Basically, it is an agreed position that every lesson presented in class should be accompanied by some form of media for the instructional process to progress smoothly and effectively. To that end pre service teachers are exposed to ways by which they can produce, modify and improvise where necessary, in the preparation and production of educational or instructional media. It is also imperative for 21st century teachers to embrace ICTs in the preparation of their lessons and media formats.

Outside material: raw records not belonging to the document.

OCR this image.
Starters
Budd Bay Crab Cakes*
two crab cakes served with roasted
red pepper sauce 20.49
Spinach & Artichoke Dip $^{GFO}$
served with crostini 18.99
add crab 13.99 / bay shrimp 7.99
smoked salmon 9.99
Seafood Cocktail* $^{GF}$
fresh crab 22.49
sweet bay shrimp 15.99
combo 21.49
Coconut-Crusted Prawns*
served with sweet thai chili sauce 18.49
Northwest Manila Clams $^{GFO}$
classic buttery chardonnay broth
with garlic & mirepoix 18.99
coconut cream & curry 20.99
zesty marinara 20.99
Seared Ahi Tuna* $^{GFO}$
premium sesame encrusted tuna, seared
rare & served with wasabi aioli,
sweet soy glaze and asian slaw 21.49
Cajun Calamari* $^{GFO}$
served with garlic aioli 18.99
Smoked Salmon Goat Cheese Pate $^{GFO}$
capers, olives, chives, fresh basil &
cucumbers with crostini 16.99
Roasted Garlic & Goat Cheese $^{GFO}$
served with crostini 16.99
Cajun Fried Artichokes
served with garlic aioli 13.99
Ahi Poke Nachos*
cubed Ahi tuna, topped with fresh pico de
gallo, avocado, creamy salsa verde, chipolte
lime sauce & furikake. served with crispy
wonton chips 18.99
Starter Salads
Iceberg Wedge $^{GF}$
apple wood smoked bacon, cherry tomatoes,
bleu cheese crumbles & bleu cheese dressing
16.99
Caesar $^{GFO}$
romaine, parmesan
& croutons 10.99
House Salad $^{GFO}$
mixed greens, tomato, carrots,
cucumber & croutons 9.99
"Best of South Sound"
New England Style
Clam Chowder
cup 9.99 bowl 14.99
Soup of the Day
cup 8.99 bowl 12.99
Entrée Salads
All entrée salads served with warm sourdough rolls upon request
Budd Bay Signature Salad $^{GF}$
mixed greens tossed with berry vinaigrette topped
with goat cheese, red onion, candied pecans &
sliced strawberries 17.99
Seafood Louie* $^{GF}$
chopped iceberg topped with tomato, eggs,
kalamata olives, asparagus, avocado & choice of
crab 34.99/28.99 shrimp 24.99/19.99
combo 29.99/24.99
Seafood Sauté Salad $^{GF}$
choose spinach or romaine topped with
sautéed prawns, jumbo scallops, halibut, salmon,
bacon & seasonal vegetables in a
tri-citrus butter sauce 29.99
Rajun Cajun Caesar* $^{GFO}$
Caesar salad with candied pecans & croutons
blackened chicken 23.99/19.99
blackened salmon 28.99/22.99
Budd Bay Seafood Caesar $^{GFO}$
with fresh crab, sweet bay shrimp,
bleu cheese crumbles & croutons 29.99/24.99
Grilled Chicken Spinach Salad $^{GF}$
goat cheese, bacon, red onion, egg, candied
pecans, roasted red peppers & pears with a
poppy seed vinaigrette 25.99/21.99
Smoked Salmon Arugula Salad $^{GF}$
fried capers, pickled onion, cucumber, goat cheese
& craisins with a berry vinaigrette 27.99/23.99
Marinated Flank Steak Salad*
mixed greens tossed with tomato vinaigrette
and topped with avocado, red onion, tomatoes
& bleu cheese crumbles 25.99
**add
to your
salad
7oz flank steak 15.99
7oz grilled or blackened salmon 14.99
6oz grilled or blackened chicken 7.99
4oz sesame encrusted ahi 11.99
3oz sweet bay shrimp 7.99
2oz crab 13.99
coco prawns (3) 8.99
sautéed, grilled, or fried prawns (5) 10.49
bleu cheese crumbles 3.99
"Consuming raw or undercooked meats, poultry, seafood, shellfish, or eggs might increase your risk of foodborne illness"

Instructional media encompasses all the materials and physical means an instructor or classroom facilitator might use to implement instruction and facilitate the achievement of instructional objectives. Media therefore, plays a central role in the delivery of instruction. Some of the roles of media in the teaching-learning process are, but not limited to the following:

  •  Enhancement of retention and transfer of knowledge and support learning through examples and visual elaborations
  • Stimulation of the learner’s memory thus making learning more permanent
  • Provision of avenues to increase collaboration between students as they interact with media during the learning process.
    The college has a vibrant media room which provides requisite material and equipment for use by students as they design and prepare their media. The aim behind this aspect of the course is to produce teachers who are highly competent and can improvise as they use media in their teaching.